Friday, February 27, 2015
Two interesting cases have been decided in the past week at the district court level. In one, L.I. L-R v. Johnson (DC District), James Boasberg takes ICE to task for using detention as a warning advertisement to Central America that there is no open door to the United States. Particularly vexing for Boasberg was the fact that some woman were being detained even after they had successful "credible fear" interviews that removed them from the dreaded Immigration and Nationality Act (INA) § 235 track of expedited removal and shunted them on the golden INA § 240 rails that pass in front of an immigration judge (IJ), the Board of Immigration Appeals (BIA) and perhaps even a court of appeals. Boasberg begins his ruling by discussing the notorious 2014 Department of Homeland Security (DHS) memorandum that set up the detention strategy he found so failing. One would think that if the DHS is tinkering with the expedited removal system, that system would be open to judicial review regardless of AILA v. Reno (DC Circuit 1999).

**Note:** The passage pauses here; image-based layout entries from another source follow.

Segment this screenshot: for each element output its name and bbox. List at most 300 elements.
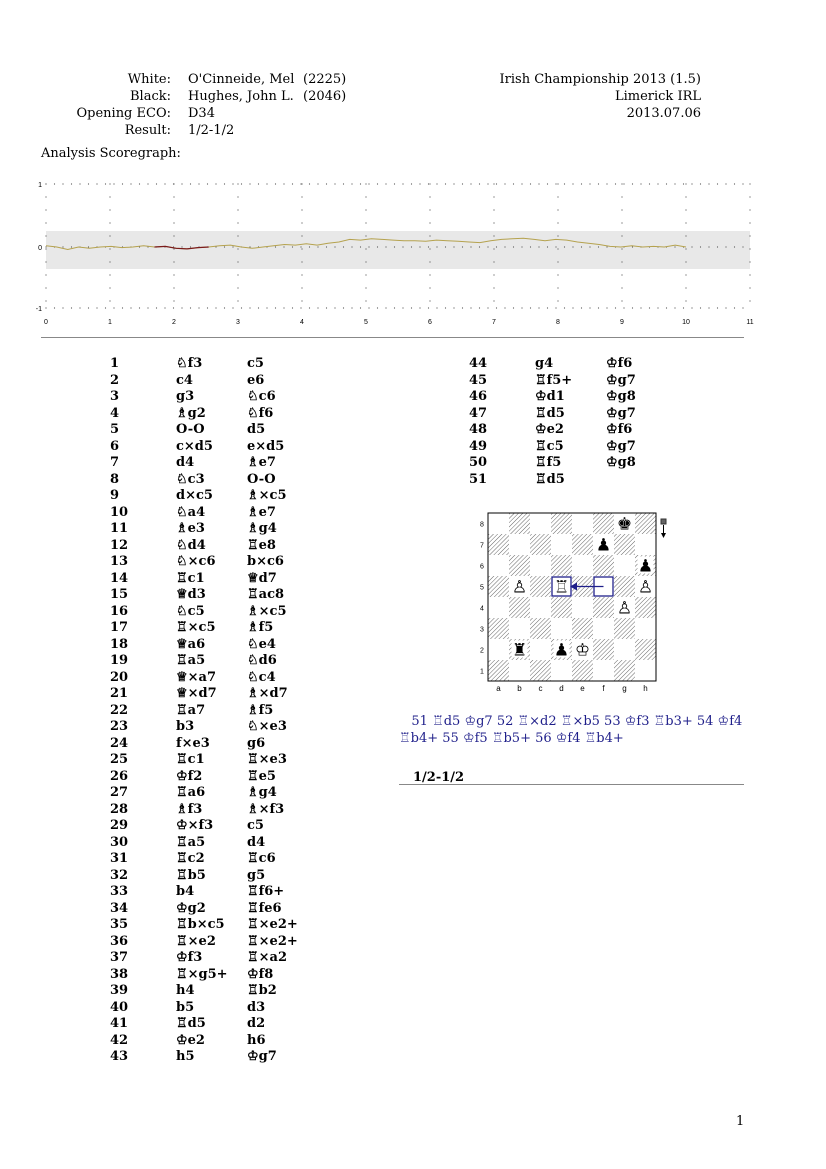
result-label: Result: <box>124 123 171 138</box>
rank-label: 7 <box>480 542 484 550</box>
black-move: g5 <box>247 867 266 883</box>
move-row <box>110 917 307 934</box>
chess-piece: ♟ <box>553 640 570 661</box>
white-move: ♗f3 <box>176 801 203 817</box>
board-square <box>572 555 593 576</box>
move-number: 35 <box>110 917 129 932</box>
x-tick-label: 8 <box>556 319 560 326</box>
move-number: 8 <box>110 471 120 487</box>
white-move: ♔×f3 <box>176 818 214 833</box>
black-move: ♔f8 <box>247 966 274 982</box>
move-row <box>110 802 307 819</box>
white-move: ♔f2 <box>176 768 203 784</box>
move-number: 12 <box>110 537 129 553</box>
move-row <box>110 373 307 390</box>
move-number: 27 <box>110 785 129 800</box>
board-square <box>572 660 593 681</box>
divider <box>41 337 744 338</box>
board-square <box>614 555 635 576</box>
file-label: a <box>496 684 501 693</box>
move-row <box>110 835 307 852</box>
rank-label: 1 <box>480 668 484 676</box>
white-move: f×e3 <box>176 735 210 751</box>
move-row <box>110 620 307 637</box>
x-tick-label: 2 <box>172 319 176 326</box>
move-row <box>110 521 307 538</box>
eco-label: Opening ECO: <box>76 106 171 121</box>
rank-label: 6 <box>480 563 484 571</box>
chess-piece: ♙ <box>637 577 654 598</box>
move-number: 28 <box>110 801 129 817</box>
y-tick-label: 0 <box>38 245 42 252</box>
move-row <box>110 505 307 522</box>
white-move: b4 <box>176 884 195 899</box>
move-row <box>110 818 307 835</box>
move-number: 11 <box>110 521 129 536</box>
board-square <box>572 513 593 534</box>
move-number: 20 <box>110 669 129 685</box>
move-number: 41 <box>110 1016 129 1031</box>
move-number: 33 <box>110 884 129 899</box>
move-row <box>110 1000 307 1017</box>
black-move: ♘c6 <box>247 389 276 404</box>
move-number: 51 <box>469 471 488 487</box>
board-square <box>509 513 530 534</box>
board-square <box>593 597 614 618</box>
move-number: 2 <box>110 372 120 388</box>
move-number: 26 <box>110 768 129 784</box>
move-number: 9 <box>110 488 120 503</box>
move-number: 16 <box>110 603 129 619</box>
chess-piece: ♟ <box>637 556 654 577</box>
board-square <box>551 618 572 639</box>
board-square <box>593 513 614 534</box>
black-move: ♗×d7 <box>247 686 288 701</box>
white-move: ♗g2 <box>176 405 206 421</box>
board-square <box>593 639 614 660</box>
board-square <box>635 618 656 639</box>
move-number: 43 <box>110 1049 129 1064</box>
variation-line-1 <box>399 713 749 730</box>
black-move: ♗e7 <box>247 504 276 520</box>
white-move: ♖c1 <box>176 570 205 586</box>
move-row <box>110 488 307 505</box>
black-move: ♗f5 <box>247 620 274 635</box>
move-number: 36 <box>110 933 129 949</box>
rank-label: 8 <box>480 521 484 529</box>
black-move: e×d5 <box>247 438 285 454</box>
black-move: ♔g8 <box>606 455 636 470</box>
black-move: ♗f5 <box>247 702 274 718</box>
board-square <box>635 513 656 534</box>
event-name: Irish Championship 2013 (1.5) <box>499 72 701 87</box>
move-number: 42 <box>110 1032 129 1048</box>
white-move: ♔e2 <box>176 1032 205 1048</box>
black-move: ♖×e2+ <box>247 933 298 949</box>
x-tick-label: 9 <box>620 319 624 326</box>
move-row <box>469 472 666 489</box>
board-square <box>614 639 635 660</box>
analysis-variation <box>399 713 749 747</box>
board-square <box>530 513 551 534</box>
move-number: 38 <box>110 966 129 982</box>
board-square <box>551 513 572 534</box>
white-move: ♔f3 <box>176 950 203 965</box>
chess-piece: ♜ <box>511 640 528 661</box>
move-row <box>110 934 307 951</box>
move-row <box>110 736 307 753</box>
move-number: 21 <box>110 686 129 701</box>
black-move: ♖×e3 <box>247 752 287 767</box>
white-move: ♘a4 <box>176 504 206 520</box>
black-move: d2 <box>247 1016 266 1031</box>
analysis-scoregraph <box>28 175 768 327</box>
black-move: ♕d7 <box>247 570 277 586</box>
move-number: 19 <box>110 653 129 668</box>
board-square <box>509 618 530 639</box>
move-row <box>110 752 307 769</box>
white-move: c×d5 <box>176 438 213 454</box>
move-row <box>469 406 666 423</box>
move-row <box>110 785 307 802</box>
white-move: ♘c3 <box>176 471 205 487</box>
black-label: Black: <box>130 89 171 104</box>
white-move: ♔e2 <box>535 422 564 437</box>
scoregraph-title: Analysis Scoregraph: <box>41 146 181 161</box>
rank-label: 3 <box>480 626 484 634</box>
white-move: c4 <box>176 372 193 388</box>
equality-band <box>46 231 750 269</box>
black-move: ♘c4 <box>247 669 276 685</box>
black-move: ♗×f3 <box>247 801 285 817</box>
board-square <box>530 534 551 555</box>
black-move: ♔f6 <box>606 422 633 437</box>
board-square <box>488 513 509 534</box>
board-square <box>551 534 572 555</box>
move-number: 14 <box>110 570 129 586</box>
white-move: ♕×d7 <box>176 686 217 701</box>
rank-label: 4 <box>480 605 484 613</box>
white-move: ♖a6 <box>176 785 206 800</box>
move-number: 40 <box>110 999 129 1015</box>
file-label: f <box>602 684 605 693</box>
black-move: ♘f6 <box>247 405 274 421</box>
move-number: 32 <box>110 867 129 883</box>
move-row <box>110 604 307 621</box>
board-square <box>551 660 572 681</box>
white-move: ♖d5 <box>535 405 565 421</box>
x-tick-label: 3 <box>236 319 240 326</box>
board-square <box>635 597 656 618</box>
black-move: ♘d6 <box>247 653 277 668</box>
board-square <box>593 555 614 576</box>
move-number: 47 <box>469 405 488 421</box>
black-move: ♖e5 <box>247 768 276 784</box>
eco-code: D34 <box>188 106 215 121</box>
white-elo: (2225) <box>303 72 347 87</box>
move-number: 39 <box>110 983 129 998</box>
black-move: b×c6 <box>247 554 284 569</box>
move-number: 50 <box>469 455 488 470</box>
black-player-name: Hughes, John L. <box>188 89 294 104</box>
chess-piece: ♔ <box>574 640 591 661</box>
board-square <box>614 534 635 555</box>
black-move: ♔g7 <box>247 1049 277 1064</box>
x-tick-label: 1 <box>108 319 112 326</box>
white-move: ♕×a7 <box>176 669 217 685</box>
white-move: ♖a7 <box>176 702 206 718</box>
move-row <box>469 439 666 456</box>
board-square <box>614 576 635 597</box>
board-square <box>551 597 572 618</box>
x-tick-label: 7 <box>492 319 496 326</box>
black-move: c5 <box>247 356 264 371</box>
move-row <box>110 538 307 555</box>
board-square <box>488 576 509 597</box>
board-square <box>488 555 509 576</box>
file-label: d <box>559 684 564 693</box>
move-number: 31 <box>110 851 129 866</box>
file-label: c <box>538 684 543 693</box>
board-square <box>635 660 656 681</box>
board-square <box>593 618 614 639</box>
black-elo: (2046) <box>303 89 347 104</box>
white-move: ♘c5 <box>176 603 205 619</box>
white-move: ♖d5 <box>535 471 565 487</box>
white-move: ♖b×c5 <box>176 917 225 932</box>
x-tick-label: 6 <box>428 319 432 326</box>
move-row <box>110 901 307 918</box>
move-row <box>110 670 307 687</box>
x-tick-label: 0 <box>44 319 48 326</box>
move-row <box>110 1049 307 1066</box>
black-move: ♖c6 <box>247 851 276 866</box>
move-number: 7 <box>110 455 120 470</box>
move-row <box>110 983 307 1000</box>
result-underline <box>399 784 744 785</box>
move-row <box>110 769 307 786</box>
move-number: 23 <box>110 719 129 734</box>
move-number: 37 <box>110 950 129 965</box>
move-number: 15 <box>110 587 129 602</box>
chess-board <box>478 511 678 700</box>
move-row <box>110 455 307 472</box>
black-move: d3 <box>247 999 266 1015</box>
white-move: h4 <box>176 983 195 998</box>
move-list-left <box>110 356 307 1066</box>
black-move: ♖×e2+ <box>247 917 298 932</box>
board-square <box>530 660 551 681</box>
board-square <box>509 597 530 618</box>
y-tick-label: -1 <box>35 306 42 313</box>
chess-piece: ♚ <box>616 514 633 535</box>
y-tick-label: 1 <box>38 182 42 189</box>
file-label: h <box>643 684 648 693</box>
black-move: h6 <box>247 1032 266 1048</box>
black-move: ♖f6+ <box>247 884 285 899</box>
move-number: 46 <box>469 389 488 404</box>
white-move: ♖a5 <box>176 653 206 668</box>
white-move: ♖×e2 <box>176 933 216 949</box>
move-number: 10 <box>110 504 129 520</box>
black-move <box>606 472 666 489</box>
move-row <box>110 1033 307 1050</box>
black-move: ♘e4 <box>247 636 276 652</box>
move-row <box>110 439 307 456</box>
chess-piece: ♖ <box>553 577 570 598</box>
variation-line-2 <box>399 730 749 747</box>
file-label: g <box>622 684 627 693</box>
chess-piece: ♙ <box>616 598 633 619</box>
board-square <box>614 660 635 681</box>
white-move: d4 <box>176 455 195 470</box>
black-move: ♖e8 <box>247 537 276 553</box>
move-row <box>110 356 307 373</box>
board-diagram <box>478 511 678 696</box>
rank-label: 2 <box>480 647 484 655</box>
white-move: d×c5 <box>176 488 213 503</box>
move-row <box>110 703 307 720</box>
move-number: 4 <box>110 405 120 421</box>
move-row <box>110 967 307 984</box>
x-tick-label: 11 <box>746 319 754 326</box>
move-list-right <box>469 356 666 488</box>
white-move: ♖c2 <box>176 851 205 866</box>
move-number: 29 <box>110 818 129 833</box>
final-result: 1/2-1/2 <box>413 770 465 785</box>
white-move: ♖f5 <box>535 455 562 470</box>
x-tick-label: 10 <box>682 319 690 326</box>
black-move: d4 <box>247 834 266 850</box>
black-move: ♔f6 <box>606 356 633 371</box>
black-move: ♗g4 <box>247 785 277 800</box>
board-square <box>530 597 551 618</box>
move-number: 30 <box>110 834 129 850</box>
side-to-move-arrowhead <box>661 533 666 538</box>
move-number: 18 <box>110 636 129 652</box>
rank-label: 5 <box>480 584 484 592</box>
board-square <box>572 534 593 555</box>
game-result: 1/2-1/2 <box>188 123 235 138</box>
move-row <box>110 719 307 736</box>
move-row <box>110 686 307 703</box>
white-move: ♖a5 <box>176 834 206 850</box>
board-square <box>530 618 551 639</box>
white-move: g3 <box>176 389 195 404</box>
move-row <box>110 571 307 588</box>
move-row <box>110 868 307 885</box>
variation-text-1: 51 ♖d5 ♔g7 52 ♖×d2 ♖×b5 53 ♔f3 ♖b3+ 54 ♔f4 <box>411 714 743 729</box>
file-label: e <box>580 684 585 693</box>
board-square <box>572 618 593 639</box>
white-label: White: <box>127 72 171 87</box>
move-row <box>110 637 307 654</box>
board-square <box>614 618 635 639</box>
move-number: 3 <box>110 389 120 404</box>
move-row <box>110 406 307 423</box>
move-number: 34 <box>110 900 129 916</box>
board-square <box>488 597 509 618</box>
move-number: 49 <box>469 438 488 454</box>
x-tick-label: 4 <box>300 319 304 326</box>
move-row <box>110 422 307 439</box>
white-move: ♘d4 <box>176 537 206 553</box>
chess-piece: ♟ <box>595 535 612 556</box>
black-move: O-O <box>247 471 276 487</box>
move-number: 44 <box>469 356 488 371</box>
white-move: b3 <box>176 719 195 734</box>
variation-text-2: ♖b4+ 55 ♔f5 ♖b5+ 56 ♔f4 ♖b4+ <box>399 731 624 746</box>
black-move: ♖ac8 <box>247 587 285 602</box>
white-move: ♘×c6 <box>176 554 216 569</box>
move-row <box>110 1016 307 1033</box>
white-move: ♖×c5 <box>176 620 216 635</box>
white-move: ♕a6 <box>176 636 206 652</box>
header-values <box>188 71 294 139</box>
white-move: ♔d1 <box>535 389 565 404</box>
black-move: ♖b2 <box>247 983 277 998</box>
white-move: ♖c5 <box>535 438 564 454</box>
black-move: ♗e7 <box>247 455 276 470</box>
move-row <box>110 587 307 604</box>
move-number: 25 <box>110 752 129 767</box>
white-move: ♖c1 <box>176 752 205 767</box>
move-row <box>110 884 307 901</box>
black-move: ♔g8 <box>606 389 636 404</box>
board-square <box>509 660 530 681</box>
site-name: Limerick IRL <box>614 89 701 104</box>
black-move: ♗×c5 <box>247 488 287 503</box>
white-move: ♘f3 <box>176 356 203 371</box>
move-number: 48 <box>469 422 488 437</box>
file-label: b <box>517 684 522 693</box>
move-row <box>469 373 666 390</box>
black-move: ♔g7 <box>606 372 636 388</box>
move-row <box>469 389 666 406</box>
black-move: ♖fe6 <box>247 900 282 916</box>
white-move: ♖×g5+ <box>176 966 228 982</box>
black-move: ♘×e3 <box>247 719 287 734</box>
board-square <box>530 576 551 597</box>
move-row <box>469 422 666 439</box>
game-date: 2013.07.06 <box>626 106 701 121</box>
move-number: 24 <box>110 735 129 751</box>
move-row <box>469 356 666 373</box>
move-number: 45 <box>469 372 488 388</box>
move-number: 6 <box>110 438 120 454</box>
white-move: O-O <box>176 422 205 437</box>
move-number: 1 <box>110 356 120 371</box>
move-number: 5 <box>110 422 120 437</box>
board-square <box>635 534 656 555</box>
board-square <box>635 639 656 660</box>
board-square <box>509 534 530 555</box>
move-row <box>110 653 307 670</box>
move-row <box>110 554 307 571</box>
board-square <box>488 618 509 639</box>
white-move: ♖f5+ <box>535 372 573 388</box>
move-number: 17 <box>110 620 129 635</box>
black-move: d5 <box>247 422 266 437</box>
black-move: ♗g4 <box>247 521 277 536</box>
white-move: g4 <box>535 356 554 371</box>
x-tick-label: 5 <box>364 319 368 326</box>
header-labels <box>40 71 171 139</box>
move-row <box>110 389 307 406</box>
move-row <box>110 950 307 967</box>
white-move: ♖b5 <box>176 867 206 883</box>
header-event-info <box>500 71 701 122</box>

The second case, Maca v. U.S. Attorney, illuminates why the expedited removal statute as it's written is pretty diabolical. Mr. Maca lived continuously, albeit illegally, in the United States for 16 years. He made a trip to Mexico and tried to get back into the country using a fraudulent identification. He was rewarded with an expedited removal. Unfazed, he quickly snuck back into the States and resumed his life with four US citizen children. Years later, he was found out when he went to inquire about securing a work permit. Maca filed a writ of mandamus demanding that DHS adjudicate a cancellation of removal petition. He contended he met all the requirements for such relief.
The judge was unconvinced. "…the placement of the cancellation provisions within § 1229 suggests that Congress likely intended to make cancellation relief available only to those aliens receiving the full procedural protections of a formal removal proceeding, while aliens subject to expedited removal receive only those protections afforded them in § 1225—which severely restricts procedural safeguards and limits the judicial review of expedited removal determinations."
It should be noted that any alien apprehended inside the US who can prove he or she has been continuously present for two years receives an INA §§ 240/1229 proceeding. At the border, Maca was assimilated as an "arriving alien" and he had no game on any of the three prongs found at INA §§ 1252(e)(2)(A-C). 1252(e)(5) bars judicial inquiry into whether he was eligible for relief although in Kabenga v. Holder (SD New York 2015), the judge stomped all over Section 1252(e)(5) so she could determine if the petitioner was in fact admissible. Judge Gordon delves deeper into the Kafka-esque dilemma.
8 C.F.R. § 1240.20(a) provides that an application for cancellation of removal shall be submitted on Form EOIR-42, "Application for Cancellation of Removal." Because Maca would apply for cancellation as a nonpermanent resident, the form he must use is Form EOIR-42B.40 The form provides that an applicant is eligible for cancellation only if "[p]rior to the service of the Notice to Appear, [he has] maintained continuous physical presence in the United States for ten (10) years or more."41 A Notice to Appear is filed in order to commence formal removal proceedings before an IJ.42 An alien subject to expedited removal never receives a Notice to Appear. As a result, an alien subject to expedited removal would never qualify for cancellation based on the application form required by the Secretary of Homeland Security's regulations because he could never calculate the period of his physical presence in the United States with reference to the date of service of his Notice to Appear.
If Boumediene and the functional approach to alien rights articulated by Justice Kennedy are now the supreme control over habeas, including the immigration context, this case illustrates why the expedited system is unconstitutional. Maca did not get the due process he was due because the system as it's cravenly built won't let him get it.
"Without any right to cancellation, Maca cannot make a showing as to any of the standing elements, including injury, causation, or redressibility.43 Accordingly, he has failed to establish that he has standing to bring claims premised on defendants' alleged failure to adjudicate his application for cancellation."